PERFORMANCE AND DRAWINGS ETC
13. All particulars given by us relating to technical performance dimensions capacity output consumption and weight of any Products and all illustrations descriptions specifications and drawings are given as accurately as possible but are approximate only and all such material contained in brochures, catalogues, price lists, and other advertising matter is intended merely to present a general idea of the Products which they describe. None of such material shall form part of the Contract and the Customer acknowledges that Products may vary slightly.
14. Every effort is made to ensure that the latest specification and design are available and we reserve the right to incorporate changes in design construction composition materials arrangement or equipment as we shall think fit without notifying the Customer and to supply Products which may not be in strict accordance with the agreed specification.
15.We shall retain the exclusive property and reserve the copyright in all documents supplied or produced to the Customer in connection with any contract or tender and it shall be a condition of such supply or production that the contents of such documents or any part thereof shall not be communicated either directly or indirectly to any other person, firm or company without our prior written consent. All communications in connection with any Contract or intended Contract shall be regarded as strictly confidential between us and shall not be divulged to any other person firm or company without our prior written consent.
THIRD PARTY CLAIMS
16. The Customer agrees to indemnify us against all demands claims damages charges liabilities costs and expenses which may be incurred or sustained by us by reason of or arising directly or indirectly out of any third party patent, copyright or other claim or right in respect of any Products manufactured or services supplied in accordance with any specification design information equipment or instruction given by or on behalf
of the Customer
17. The property in the design of the Products covered by the Contract shall, subject to any existing rights of any third party (other than the Customer) in any design or invention incorporated or used in the design of the Products, remain exclusively our property. The Customer hereby assigns to us the design right in any design which may be commissioned by the Customer and neither the Customer nor any agent contractor or other person authorised by the Customer shall at any time make use of the design of the Products or any part of it.
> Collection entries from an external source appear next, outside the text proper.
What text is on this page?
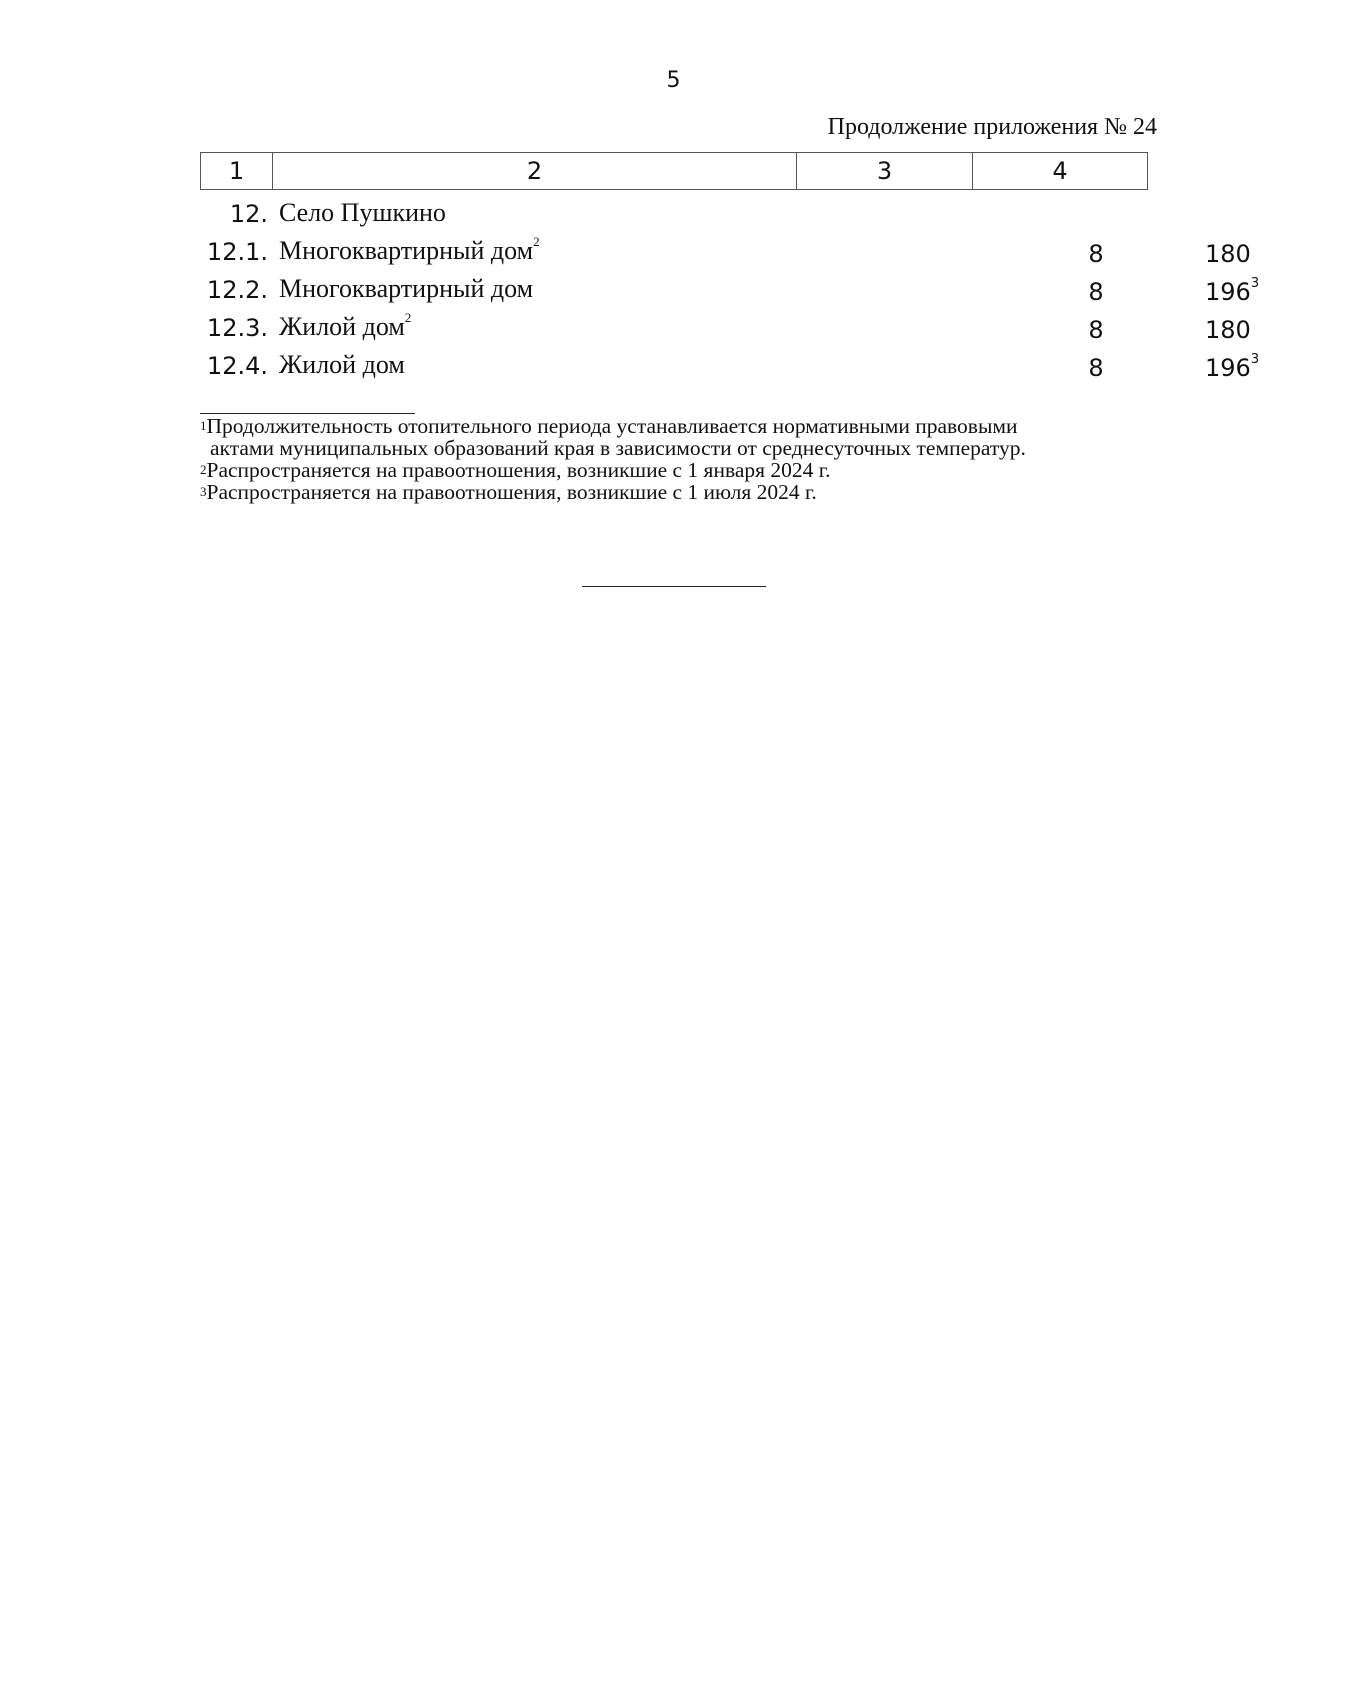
5
Продолжение приложения № 24
1	2	3	4
12. Село Пушкино
12.1. Многоквартирный дом$^2$	8	180
12.2. Многоквартирный дом	8	$196^3$
12.3. Жилой дом$^2$	8	180
12.4. Жилой дом	8	$196^3$
$^1$Продолжительность отопительного периода устанавливается нормативными правовыми
актами муниципальных образований края в зависимости от среднесуточных температур.
$^2$Распространяется на правоотношения, возникшие с 1 января 2024 г.
$^3$Распространяется на правоотношения, возникшие с 1 июля 2024 г.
18. The Contract is between us and the Customer as principals and is not assignable without our consent.
19. The Contract shall be governed by and construed in all respects in accordance with English law and the Customer hereby submits for all purposes of and in connection with the Contract to the non-exclusive jurisdiction of the English Courts.
20. Any notice required to be given hereunder shall be sent to the address of the recipient given on the order. A notice shall be deemed to have been served if by hand when delivered, if by facsimile, when sent and if by first class post 48 hours after posting.
21. (a) The headings are for reference purposes only and do not limit or otherwise affect the interpretation of these Conditions. (b) Each of the paragraphs and sub-paragraphs of these Conditions shall be construed as separate and severable. (c) Our rights will not be prejudiced or restricted by any indulgence or forbearance extended to the Customer and no waiver of any breach shall operate as a waiver of any subsequent breach.